I've followed your food blog site structure post but I'm still at a loss for how to display my category pages in a user-friendly way.
What do you recommend? I like the way Wirecutter displays category pages. Any way I can do something similar using Foodie Pro v4.2.0?
Skylar Bowker says
The theme default setting was changed to one-half display on mobile for anything over full-width back in version 4.0.8 - you can update your theme to get it to display that way by default.
We also updated the default display settings to not display the post meta or post content. This makes it easier for readers to scroll through your categories and find the recipe they're looking for.
I'm in the process of building my Simple Category Index (I'm using the Brunch Pro theme). Should I be leaving the SEO title as [ term title ] Archives [ page ] - Scotch & Scones and filling in a meta description for each page?
Skylar Bowker says
I would remove the word "Archives".
I use Foodie Pro theme with Feast Plugin.
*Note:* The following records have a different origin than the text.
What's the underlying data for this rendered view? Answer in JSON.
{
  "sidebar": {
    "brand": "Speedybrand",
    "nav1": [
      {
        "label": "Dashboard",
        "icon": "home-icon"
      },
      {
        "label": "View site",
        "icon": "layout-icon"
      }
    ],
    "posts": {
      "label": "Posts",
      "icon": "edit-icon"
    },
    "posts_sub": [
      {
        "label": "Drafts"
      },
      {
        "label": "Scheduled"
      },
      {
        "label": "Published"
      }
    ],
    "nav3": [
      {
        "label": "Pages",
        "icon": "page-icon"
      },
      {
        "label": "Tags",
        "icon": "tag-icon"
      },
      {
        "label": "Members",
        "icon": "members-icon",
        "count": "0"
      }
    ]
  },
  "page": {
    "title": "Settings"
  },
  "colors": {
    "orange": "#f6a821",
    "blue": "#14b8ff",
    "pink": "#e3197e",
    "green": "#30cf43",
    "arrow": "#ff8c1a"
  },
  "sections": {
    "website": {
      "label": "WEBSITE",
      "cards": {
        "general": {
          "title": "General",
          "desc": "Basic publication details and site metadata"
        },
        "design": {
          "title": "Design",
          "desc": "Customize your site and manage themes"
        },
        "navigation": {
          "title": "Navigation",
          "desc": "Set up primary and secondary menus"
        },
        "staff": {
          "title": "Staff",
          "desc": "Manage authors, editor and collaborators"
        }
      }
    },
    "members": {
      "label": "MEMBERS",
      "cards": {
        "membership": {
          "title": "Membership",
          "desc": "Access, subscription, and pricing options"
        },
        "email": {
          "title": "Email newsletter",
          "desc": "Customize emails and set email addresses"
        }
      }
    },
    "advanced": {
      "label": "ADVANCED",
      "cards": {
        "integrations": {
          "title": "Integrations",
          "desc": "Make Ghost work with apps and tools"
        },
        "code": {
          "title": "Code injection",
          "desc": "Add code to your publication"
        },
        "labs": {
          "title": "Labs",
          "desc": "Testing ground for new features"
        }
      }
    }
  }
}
If I include some archive text on the category page, it reflects on all category pages. Would it not result in duplicate content? Can I remove the category archive text from page 2 onwards?
Generally, Google is good at identifying paginated content and doesn't necessarily count this as duplicate content. Additionally, "duplicate content" doesn't cause a penalty - it's thin content that counts against you. If your page is substantially (or entirely) duplicate content, then there's just no unique content, which is what's bad.
We recommend avoiding overly large categories and properly configuring your category pages per: https://feastdesignco.com/configure-category-pages/#how-many-posts-should-i-have-per-category
To do this, display up to 20 posts per category page, and keep your categories under 20 posts. Once categories get too large (30+ posts), split them into more granular, user-friendly categories.
Well I do understand that you do not recommend having parent and child categories and <20 posts per category; but like many others we have had these for a number of years now and all child content also shows in parent category. Also these pages are in Google index. What is the best way out of it? Can you give an option in plugin to remove archive text from page 2 onwards? How best to re organize categories if these drive some traffic. Thanks!
We don't offer support for nested categories as it's not a part of our recommended setup.
My recommendation is to hire an SEO consultant such as TopHatRank.com for an audit and specific recommendations.
I am using the Foodie Pro theme and am running into an issue with the Featured Post widget in the Home Bottom section. In this section, I'd only like to display 1 of my categories, but when I select it, all of the links disappear. Actually, the only way I'm able to make anything viewable at the bottom of the home page is by selecting "all categories."
I have checked and my posts are categorized correctly. I have also tried clearing my cache. I'm not sure what the issue could be. Could you please advise? Thank you!
At this point, we recommend everyone change to the Modern Homepage.